2009 05 11 How do you film humpback whales underwater? Print E-mail
Written by Andrew Stevenson   


Any in-the-water encounter with humpback whales is entirely on the whales' terms. My camera and underwater housing weigh 55 pounds on land and the whole rig is negatively bouyant in the water. In other words, if I let go of the housing in the water, it sinks, which is why I have a strap from the camera to my wrist. The housing is also bulky which makes it difficult to swim with. I don't swim to the whales, the whales have to come to me.


That means using a lot of patience to observe the whales from a distance and to determine what their behaviour is. In the end it's a waiting game. Bermuda's guidelines specify "DO NOT approach closer than 100 meters to any whale." Within 300 meters of a whale is the caution zone and the guidelines specify boats should not move at more than 7 knots. Michael Smith's Sea Slipper, the boat we use most often, has a top speed of eight knots and most of the time our top cruising speed is 7 knots, but less when we are around whales.

The engine on the boat is in idle and we wait for the whale to come to us and this can only happen with a relaxed and curious whale. The more curious calves are the ideal whales to film because they will approach within feet, mother and sometimes escort in tow. For every close underwater encounter with a whale, I am in the water waiting for that opportunity to come to me, about 50 times. That's a lot of climbing in and out of the boat waiting for that magical moment to happen.

The lens port on the housing is an incredible 120 degrees wide, which means I can fit an entire 50-foot whale into the viewfinder from several feet away, with little distortion.
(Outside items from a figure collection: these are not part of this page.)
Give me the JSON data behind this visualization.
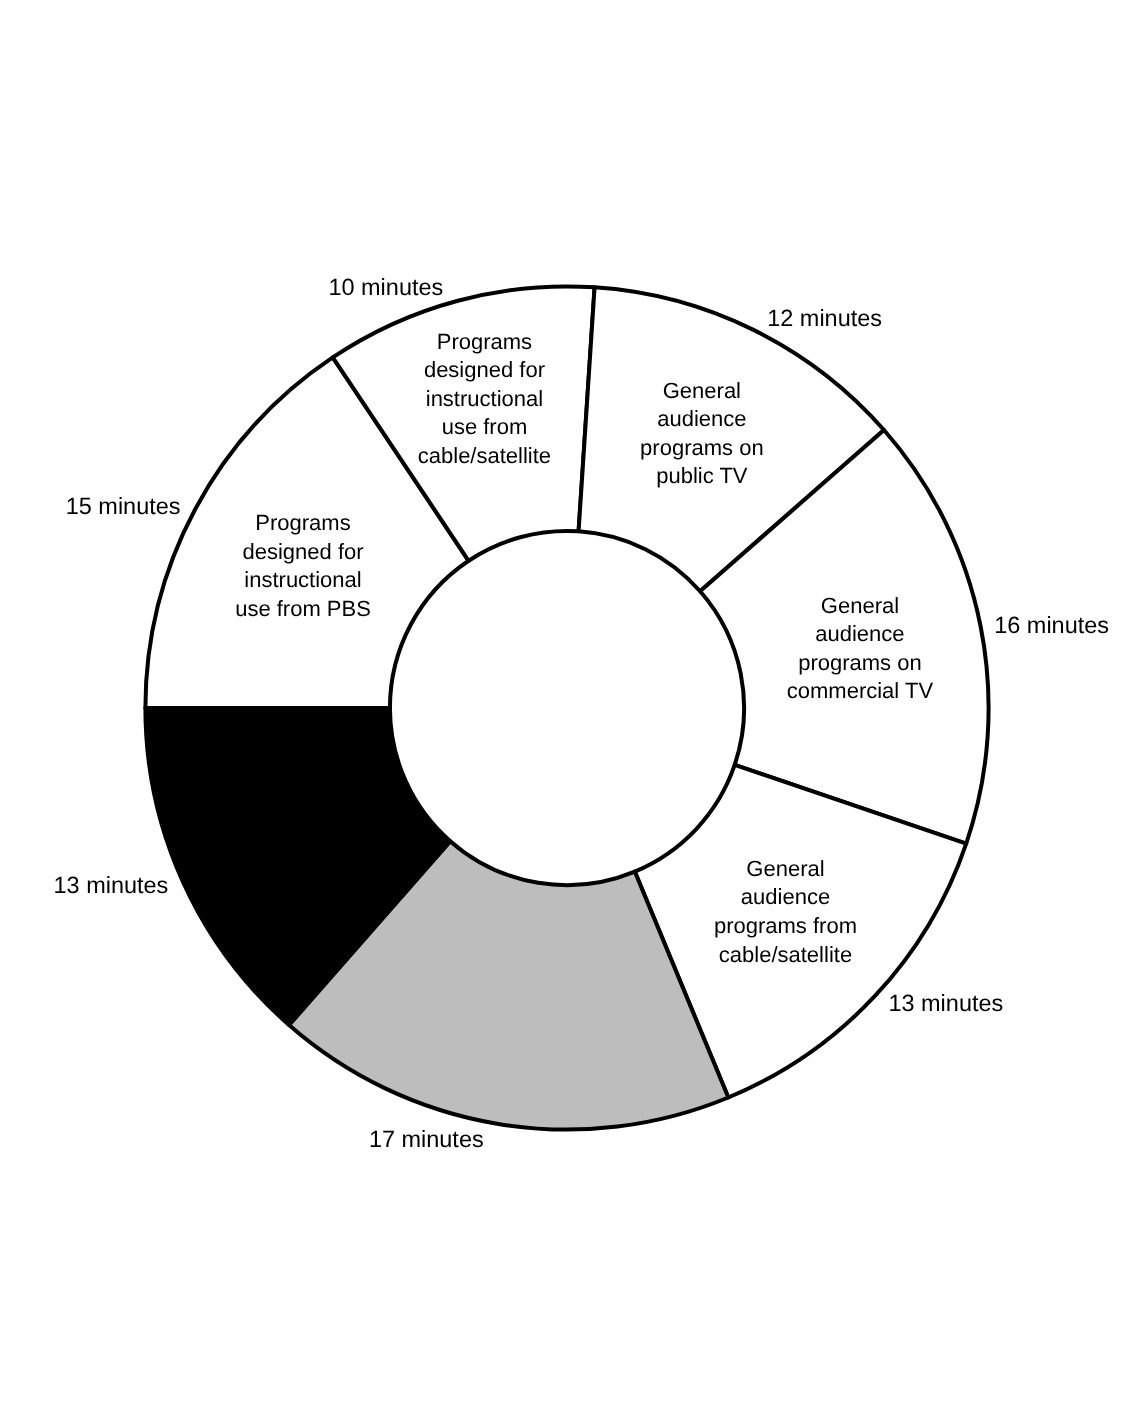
{
  "chart_data": {
    "type": "donut",
    "categories": [
      "Programs designed for instructional use from PBS",
      "Programs designed for instructional use from cable/satellite",
      "General audience programs on public TV",
      "General audience programs on commercial TV",
      "General audience programs from cable/satellite",
      null,
      null
    ],
    "values": [
      15,
      10,
      12,
      16,
      13,
      17,
      13
    ],
    "value_labels": [
      "15 minutes",
      "10 minutes",
      "12 minutes",
      "16 minutes",
      "13 minutes",
      "17 minutes",
      "13 minutes"
    ],
    "colors": [
      "#ffffff",
      "#ffffff",
      "#ffffff",
      "#ffffff",
      "#ffffff",
      "#bdbdbd",
      "#000000"
    ],
    "legend": false
  }
}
I never zoom in on the lens, keeping it at its widest angle at all times.

The waters in Bermuda, especially during the winter months, are exceptionally clear, which makes it easier to film underwater. But my basic rule of thumb is, if the whale's approach is twenty or more feet away, the footage is not clear or dramatic enough. Fortunately, humpbacks will often come to within a dozen feet if they are relaxed and if there is only one boat present. Other boats in the immediate area substantially reduces the chance of having a curious whale come and take a close look at a diver.

In Bermuda we do not, as yet, have legislation prohibiting swimming with whales. However, under the Fisheries (Protected Species) Order, it is illegal to harm (this includes harassment and disturbance) any marine mammal. Any activity that disrupts the normal behaviour pattern of whales or dolphins is harassment. If a whale or dolphin is disturbed it may attempt to leave the area, change direction or speed of swimming etc. For the full documentation on whale watching guidelines, go the homepage and on the top menu bar is the link to 'Whale Watching Guidelines'.

I consider myself fortunate if I have two close encounters that are more than a 'fly-by' in any season, here in Bermuda and that is after 3 1/2 months of going out any time the weather is good. This was my last season filming humpback whales underwater for my film documentary for children. Now I have to write the narration, edit the footage, and put the whole thing together by the end of the year. It's been an incredible experience undertaking this project and has left me infatuated with these beautiful animals. I hope to continue doing research on the North Atlantic humpback whales for the next three years.